Zuwanderungsfrage: Beim „Minigipfel“in Brüssel geht es heute um die Zukunft der deutschen Kanzlerin und Europas.
Der Minigipfel heute in Brüssel ist mehr als nur ein Meinungsaustausch zum Migrationsthema. Es geht um die Zukunft der deutschen Kanzlerin und um jene Europas.
Die Ereignisse der Jahre 2015 und 2016 – holen sie Angela Merkel jetzt ein? Ist der innerdeutsche Zwist, der Streit in der Koalition um den Umgang mit Flüchtlingen jener Tropfen, der das Fass zum Überlaufen bringt und nicht nur Deutschland, sondern die ganze Europäische Union in eine existenzielle Krise stürzen kann?

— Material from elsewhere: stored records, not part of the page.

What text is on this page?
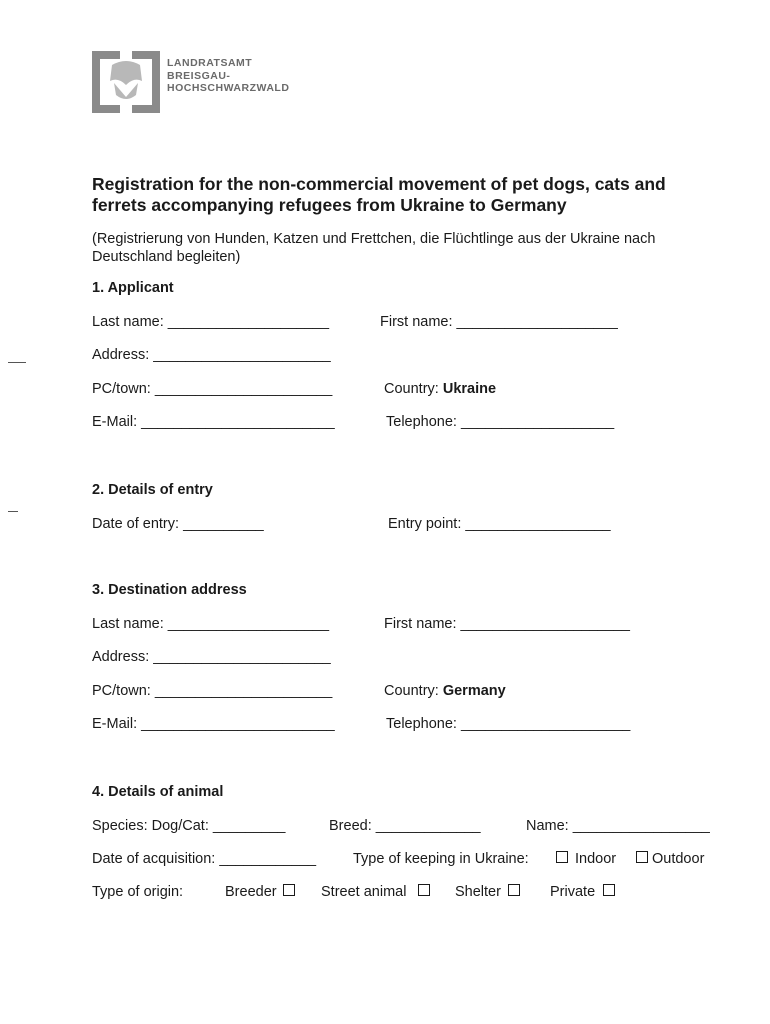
LANDRATSAMT
BREISGAU-
HOCHSCHWARZWALD
Registration for the non-commercial movement of pet dogs, cats and ferrets accompanying refugees from Ukraine to Germany
(Registrierung von Hunden, Katzen und Frettchen, die Flüchtlinge aus der Ukraine nach Deutschland begleiten)
1. Applicant
Last name: ____________________	First name: ____________________
Address: ______________________
PC/town: ______________________	Country: Ukraine
E-Mail: ________________________	Telephone: ___________________
2. Details of entry
Date of entry: __________	Entry point: __________________
3. Destination address
Last name: ____________________	First name: _____________________
Address: ______________________
PC/town: ______________________	Country: Germany
E-Mail: ________________________	Telephone: _____________________
4. Details of animal
Species: Dog/Cat: _________	Breed: _____________	Name: _________________
Date of acquisition: ____________	Type of keeping in Ukraine:	Indoor Outdoor
Type of origin:	Breeder	Street animal	Shelter	Private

Dass sich heute 16 der 28 Staats- und Regierungschefs zu einem „Minigipfel“in Brüssel treffen, obwohl es kommende Woche ohnehin einen lange geplanten Gipfel der EU-28 gibt, geht auf Initiative von Deutschland zurück. Merkel (CDU), die lange Zeit ihre umstrittene „Willkommenspolitik“hatte verteidigen können, war angesichts der immer lauter geführten Flüchtlingsdiskussion in Europa von Innenminister und Koalitionspartner Horst Seehofer (CSU) unter Druck gesetzt worden. Dieser hatte – unterstützt von Österreichs Bundes- kanzler Sebastian Kurz (ÖVP) – darauf gedrängt, Flüchtlinge an den deutschen Grenzen zurückzuweisen, wenn diese bereits in anderen EU-Ländern registriert wurden – notfalls im Alleingang. Die Folge wäre unter anderem ein Dominoeffekt: Sowohl Kurz als auch Vizekanzler Heinz-Christian Strache (FPÖ) sahen als logische Konsequenz eine Kettenreaktion; Österreich und andere Länder würden dann ebenfalls ihre Grenzen hochziehen: „Wir sind selbstverständlich vorbereitet und werden unsere Grenzen sichern“, sagte Strache gestern.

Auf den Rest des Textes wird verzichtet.